I can enable TLS/SSL network encryption between a client program and Impala. How can I pass the TLS/SSL parameters to establish an Impala connection between a Talend Job and the Impala service?
There are two ways you can do this:
You can pass the TLS/SSL parameters for Impala (sslTrustStore and trustStorePassword) using the Impala principal parameter in the tImpalaConnection component:
Select Use Kerberos authentication (as the cluster is Kerberized).
Set the Impala principal field to "impala/_HOST@CLOUDERA.COM;ssl=true;sslTrustStore=C:/DL/impala/impala.jks;trustStorePassword=talend1".
Because the Hadoop cluster is not secured with Kerberos, the Use Kerberos authentication option is deselected. As a result, there is no way to provide the TLS/SSL parameters for connecting to Impala using the tImpalaConnection component.

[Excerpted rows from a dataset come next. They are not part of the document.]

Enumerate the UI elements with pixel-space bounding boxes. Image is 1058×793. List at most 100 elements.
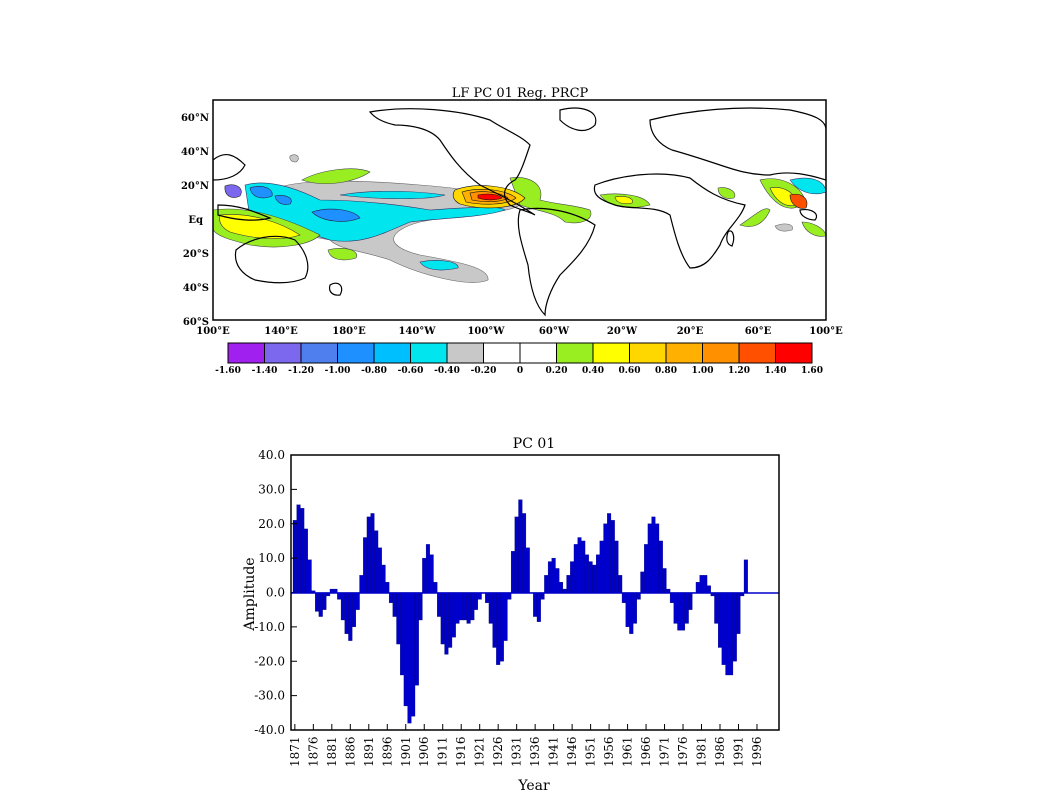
coastlines [213,107,826,317]
x-tick-label: 1931 [510,736,524,767]
positive-yellow-region [219,187,796,239]
x-tick-label: 1966 [639,736,653,767]
bar [566,575,571,593]
bar [718,592,722,648]
bar [407,592,412,724]
bar [322,592,327,610]
bar [462,592,467,621]
bar [318,592,323,617]
bar [474,592,478,610]
y-tick-label: 40.0 [258,448,285,462]
bar [444,592,449,655]
lon-label: 180°E [332,326,366,337]
colorbar-label: 0.80 [655,366,677,376]
bar [303,528,308,593]
bar [699,575,704,593]
bar [292,520,297,593]
lon-label: 100°W [467,326,505,337]
lon-label: 140°E [264,326,298,337]
x-tick-label: 1871 [288,736,302,767]
bar [411,592,416,717]
bar [559,582,564,593]
bar [551,557,556,593]
y-tick-label: -10.0 [254,620,285,634]
bar [366,516,371,593]
lat-label: 40°S [183,283,209,294]
x-tick-label: 1941 [547,736,561,767]
bar [632,592,637,624]
bar [425,544,430,593]
negative-blue-region [249,186,361,222]
y-tick-label: -20.0 [254,654,285,668]
bar [677,592,682,631]
bar [736,592,741,634]
bar [348,592,353,641]
bar [673,592,678,624]
bar [414,592,419,686]
bar [732,592,737,662]
lon-label: 20°E [677,326,704,337]
lon-label: 20°W [607,326,638,337]
bar [547,561,552,593]
bar [388,592,393,603]
bar [300,508,305,593]
colorbar-label: -1.60 [215,366,241,376]
y-tick-label: 30.0 [258,482,285,496]
bar [492,592,497,648]
x-tick-label: 1906 [417,736,431,767]
bar [496,592,501,665]
lat-label: 20°N [181,181,209,192]
bar [725,592,730,676]
colorbar-label: -0.60 [398,366,424,376]
x-tick-label: 1946 [565,736,579,767]
map-title: LF PC 01 Reg. PRCP [452,86,589,101]
bar [355,592,360,610]
bar [729,592,734,676]
bar [695,582,700,593]
bar [614,540,619,593]
bar [544,575,549,593]
bar [359,575,364,593]
bar [684,592,689,624]
bar [681,592,686,631]
bar [510,551,515,593]
x-tick-labels: 1871 1876 1881 1886 1891 1896 1901 1906 1911 1916… [288,724,764,767]
bar [433,582,438,593]
bar [588,561,593,593]
bar [451,592,456,638]
x-tick-label: 1901 [399,736,413,767]
bar [555,568,560,593]
x-tick-label: 1971 [658,736,672,767]
bar [655,523,660,593]
lon-label: 60°W [539,326,570,337]
x-tick-label: 1986 [713,736,727,767]
y-tick-label: 20.0 [258,517,285,531]
negative-cyan-region [244,177,826,271]
bar [296,504,301,593]
bar [525,547,530,593]
map-lat-labels: 60°N 40°N 20°N Eq 20°S 40°S 60°S [181,113,209,328]
colorbar-label: 1.20 [728,366,750,376]
y-tick-label: -30.0 [254,689,285,703]
bar [703,575,708,593]
bar [429,554,434,593]
bar [352,592,356,628]
bar [658,540,663,593]
bar [363,537,368,593]
bar [514,516,519,593]
bar [603,523,608,593]
x-tick-label: 1981 [695,736,709,767]
bar [422,557,427,593]
map-frame [212,99,827,321]
lon-label: 60°E [745,326,772,337]
bar [311,590,316,593]
bar [570,561,575,593]
bar [440,592,445,645]
bar [621,592,626,603]
bar [743,559,748,593]
x-tick-label: 1976 [676,736,690,767]
y-tick-label: 10.0 [258,551,285,565]
bar [599,540,604,593]
colorbar-label: -0.80 [361,366,387,376]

Impala listens for HiveServer2 requests on TLS/SSL-secured ports. So, a workaround is to use the tHiveConnection component to establish a TLS/SSL-secured connection to Impala. Against either a Kerberized or non-Kerberized Hadoop Cluster, the tHiveConnection component has an Additional JDBC Settings property where you can pass the TLS/SSL parameters to encrypt the connection, for example by setting it to "ssl=true;sslTrustStore=C:/1_Thoan/B_BigData/Kerberos/hdfs.truststore;trustStorePassword=talend".
Note: You can use tHive components to interact with Impala, since they use the Hive connection for accessing Impala, but you can't use the tImpala components directly.